Tension is currently high in the downstream sector of the petroleum industry as many stakeholders claimed that the Federal Government may have approved the 15% tariff on imported  Petrol.

They said even though they cannot say with certainty that it has happened but the news reaching them is that the Federal Government may have concluded the deal with a section of the downstream operators, and it may be announced very soon.

“For a country that does not have enough refining capacity to add a 15% tariff on imported fuel, this will discourage investors or operators from importing the product, and consumers will pay more. This would consequently lead to fuel scarcity and price increases, and the price of petrol would be in the region of N1000,” a stakeholder stated.

Some stakeholders said that the import tariff on PMS, if implemented, though potentially revenue-generating in the short term, poses far-reaching risks to Nigerian citizens, the economy, and the credibility of the downstream reform process.

 It would inadvertently reverse the gains of deregulation, compound existing sectoral distress, constrain competition, weaken energy security, and erode investor confidence.

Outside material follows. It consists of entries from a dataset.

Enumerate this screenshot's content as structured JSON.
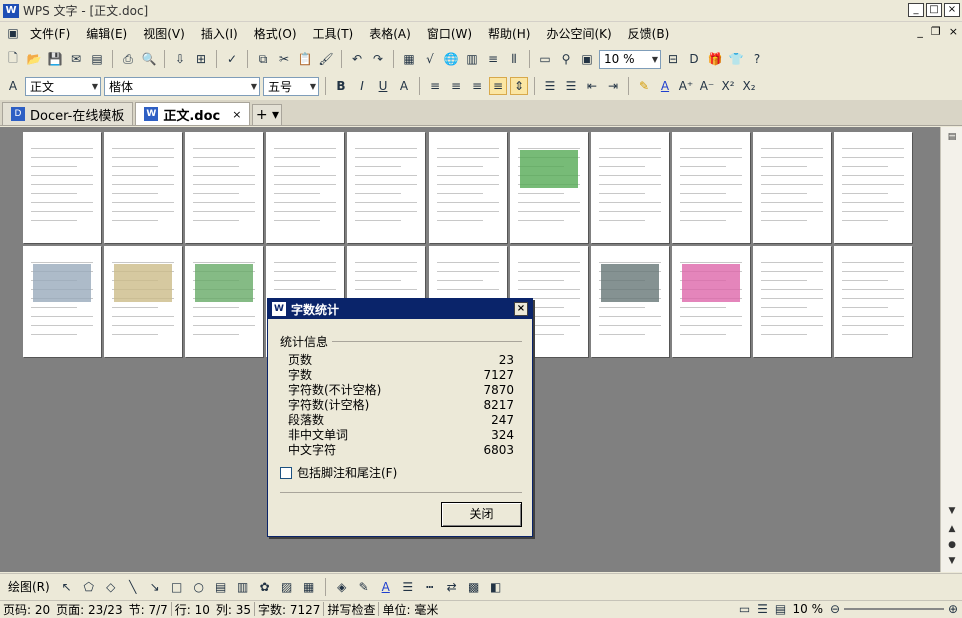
{
  "window": {
    "title": "WPS 文字 - [正文.doc]",
    "min": "_",
    "max": "□",
    "close": "×"
  },
  "menu": {
    "items": [
      "文件(F)",
      "编辑(E)",
      "视图(V)",
      "插入(I)",
      "格式(O)",
      "工具(T)",
      "表格(A)",
      "窗口(W)",
      "帮助(H)",
      "办公空间(K)",
      "反馈(B)"
    ],
    "mdi_min": "_",
    "mdi_restore": "❐",
    "mdi_close": "×"
  },
  "toolbar": {
    "zoom": "10 %"
  },
  "format_bar": {
    "style": "正文",
    "font": "楷体",
    "size": "五号"
  },
  "tabs": [
    {
      "label": "Docer-在线模板",
      "icon": "D"
    },
    {
      "label": "正文.doc",
      "icon": "W",
      "close": "×"
    }
  ],
  "new_tab": "+ ▾",
  "dialog": {
    "title": "字数统计",
    "group_label": "统计信息",
    "stats": [
      {
        "label": "页数",
        "value": "23"
      },
      {
        "label": "字数",
        "value": "7127"
      },
      {
        "label": "字符数(不计空格)",
        "value": "7870"
      },
      {
        "label": "字符数(计空格)",
        "value": "8217"
      },
      {
        "label": "段落数",
        "value": "247"
      },
      {
        "label": "非中文单词",
        "value": "324"
      },
      {
        "label": "中文字符",
        "value": "6803"
      }
    ],
    "checkbox_label": "包括脚注和尾注(F)",
    "close_button": "关闭"
  },
  "drawbar": {
    "label": "绘图(R)"
  },
  "status": {
    "page_code": "页码: 20",
    "page": "页面: 23/23",
    "section": "节: 7/7",
    "line": "行: 10",
    "column": "列: 35",
    "words": "字数: 7127",
    "spell": "拼写检查",
    "unit": "单位: 毫米",
    "zoom": "10 %"
  }
}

Based on official Nigerian Midstream Petroleum Regulatory Authority (NMDPRA) data, Nigeria currently imports about 70% of its refined petroleum products, while only 30% is sourced locally. However, of this 30%, approximately 98% originate from Export Processing Zones (EPZs) which, by regulation, qualify as imports. This effectively means that the  15% import tax  will still apply to the bulk of locally refined products, undermining the argument that such taxes would make locally produced fuel cheaper.

Assuming, that the 30% locally refined products are exempted from the proposed taxes and therefore expected to be cheaper, there currently exist no clear mechanisms within the downstream value chain to distinguish between taxed imported products from tax-exempt locally refined products during distribution or consumption.

In practice, this gap would enable arbitrage within the supply chain, enriching distributors who could blend or even sell products at higher prices while still benefiting from the exemption. Consequently, the government would suffer revenue losses from uncollected taxes, while the final consumer would derive no benefit from the intended price relief on locally refined products.

Additionally, introducing the tax on refined petroleum products will lead to sharp rises in the prices of refine petroleum products and the consequence would be a sharp price of goods across board thus lowering the living standard of Nigerians which will lead to agitations for increased pay by workers which could eventually lead to an overheating of the polity at a time when elections are around the corner in Nigeria.